|ISHS Acta Horticulturae 911: I All Africa Horticultural Congress
GARDENS FOR HEALTH: DEVELOPMENT OF A MODEL DIABETES INTERVENTION PROJECT AMONG AN INDIGENOUS TRIBE IN NORTHWEST NEW MEXICO
|Authors: ||K. Lombard, S.C. Forster-Cox, K. Huttlinger, D. Smeal, S.A.A. Beresford, M. O'Neill|
|Keywords: ||diabetes, indigenous health, gardening, nutrition, diet, fruit and vegetable, semi-arid agriculture|
The incidence of type-2 diabetes among Native American people is four times higher than the general US population and is correlated with poor income, limited fruit and vegetable consumption, other dietary shifts away from traditional foods, and limited physical exercise.
Persons with diabetes are at greater risk for developing cardio-vascular disease (CVD) and certain cancers.
This trend is transferable to Africa where the burden of diabetes is expected to increases 2-3 times by 2010. Garden projects have successfully addressed nutrition and food security issues on a grassroots scale.
The benefits of expanding diabetes interventions to include the promotion of gardening provides multiple opportunities which include: 1) nutritious food grown locally, 2) physical activity attained through gardening tasks, 3) positive mental outlook, and 4) income generating activities through the act of selling produce.
Yet, little research has been conducted to jointly demonstrate the health and horticultural benefits of gardening when incorporated into a diabetes intervention project.
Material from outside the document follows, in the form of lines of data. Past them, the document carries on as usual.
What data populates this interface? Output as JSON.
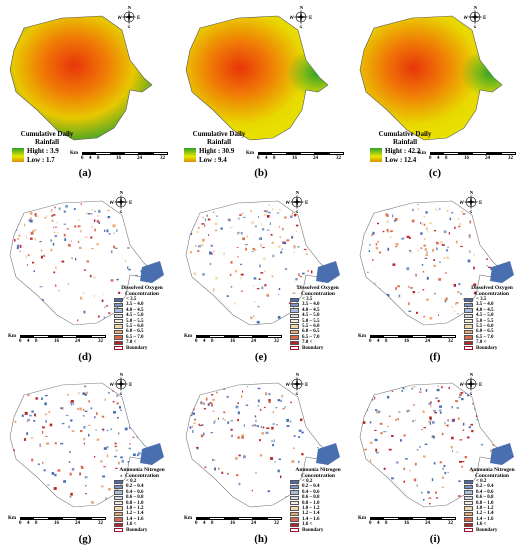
{
  "rainfall_panels": [
    {
      "letter": "(a)",
      "title": "Cumulative Daily Rainfall",
      "high": "Hight : 3.9",
      "low": "Low : 1.7",
      "edge": "#2ba02b"
    },
    {
      "letter": "(b)",
      "title": "Cumulative Daily Rainfall",
      "high": "Hight : 30.9",
      "low": "Low : 9.4",
      "edge": "#e8e800"
    },
    {
      "letter": "(c)",
      "title": "Cumulative Daily Rainfall",
      "high": "Hight : 42.2",
      "low": "Low : 12.4",
      "edge": "#e8e800"
    }
  ],
  "do_panels": [
    {
      "letter": "(d)"
    },
    {
      "letter": "(e)"
    },
    {
      "letter": "(f)"
    }
  ],
  "an_panels": [
    {
      "letter": "(g)"
    },
    {
      "letter": "(h)"
    },
    {
      "letter": "(i)"
    }
  ],
  "do_legend": {
    "title": "Dissolved Oxygen Concentration",
    "classes": [
      {
        "label": "< 3.5",
        "color": "#4a6fb0"
      },
      {
        "label": "3.5 – 4.0",
        "color": "#7c98c8"
      },
      {
        "label": "4.0 – 4.5",
        "color": "#a9bcd9"
      },
      {
        "label": "4.5 – 5.0",
        "color": "#d7dde6"
      },
      {
        "label": "5.0 – 5.5",
        "color": "#f4efd8"
      },
      {
        "label": "5.5 – 6.0",
        "color": "#f2d7a8"
      },
      {
        "label": "6.0 – 6.5",
        "color": "#e8a878"
      },
      {
        "label": "6.5 – 7.0",
        "color": "#d96a4e"
      },
      {
        "label": "7.0 <",
        "color": "#b8242a"
      }
    ],
    "boundary": "Boundary"
  },
  "an_legend": {
    "title": "Ammonia Nitrogen Concentration",
    "classes": [
      {
        "label": "< 0.2",
        "color": "#4a6fb0"
      },
      {
        "label": "0.2 – 0.4",
        "color": "#7c98c8"
      },
      {
        "label": "0.4 – 0.6",
        "color": "#a9bcd9"
      },
      {
        "label": "0.6 – 0.8",
        "color": "#d7dde6"
      },
      {
        "label": "0.8 – 1.0",
        "color": "#f4efd8"
      },
      {
        "label": "1.0 – 1.2",
        "color": "#f2d7a8"
      },
      {
        "label": "1.2 – 1.4",
        "color": "#e8a878"
      },
      {
        "label": "1.4 – 1.6",
        "color": "#d96a4e"
      },
      {
        "label": "1.6 <",
        "color": "#b8242a"
      }
    ],
    "boundary": "Boundary"
  },
  "scale_bar": {
    "unit": "Km",
    "ticks": [
      "0",
      "4",
      "8",
      "16",
      "24",
      "32"
    ]
  },
  "compass": {
    "n": "N",
    "s": "S",
    "e": "E",
    "w": "W"
  },
  "colors": {
    "rain_center": "#e8360a",
    "rain_mid": "#f0a000",
    "rain_edge": "#e8e800",
    "rain_green": "#2ba02b",
    "map_fill": "#ffffff",
    "map_outline": "#555555",
    "sea_blue": "#4a6fb0"
  }
}
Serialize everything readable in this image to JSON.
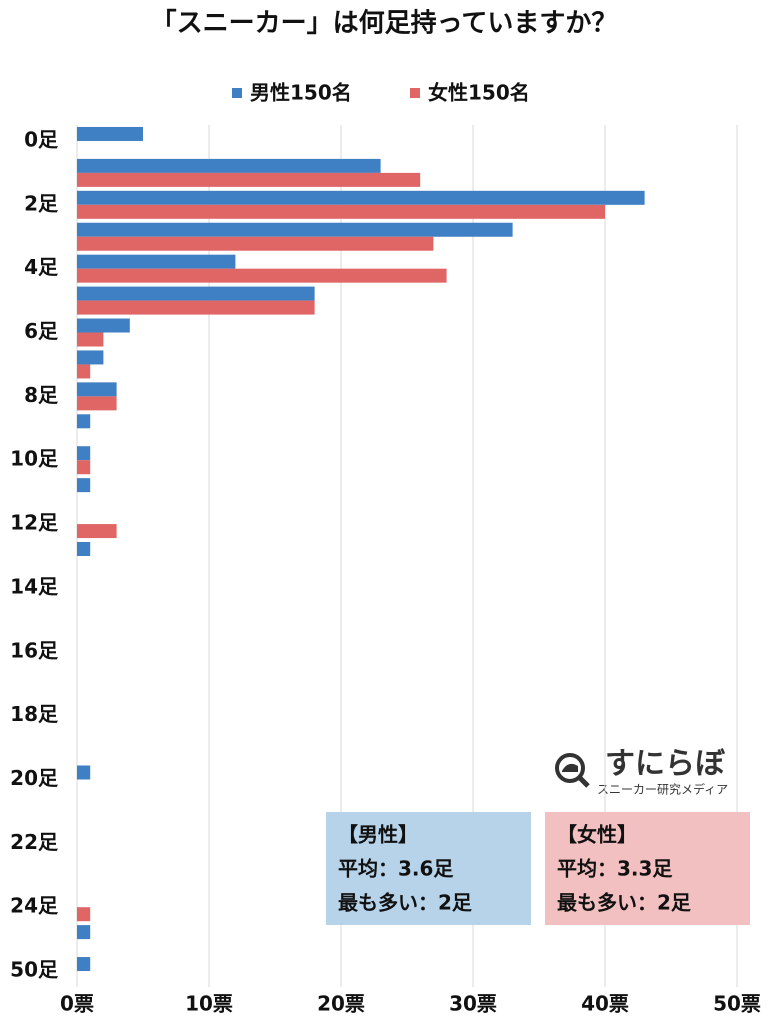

A survey of Native Americans located in Central/Northwest New Mexico asked the following questions: Do individuals who participate in gardening activities demonstrate fewer characteristics of obesity, participate in more exercise, and consume fewer unhealthy foods? Evidence suggests a strong need for organizational structure involving public health officials, nutritionists, and horticultural extension agents working in tandem to allow access to gardens for indigenous people including Africans.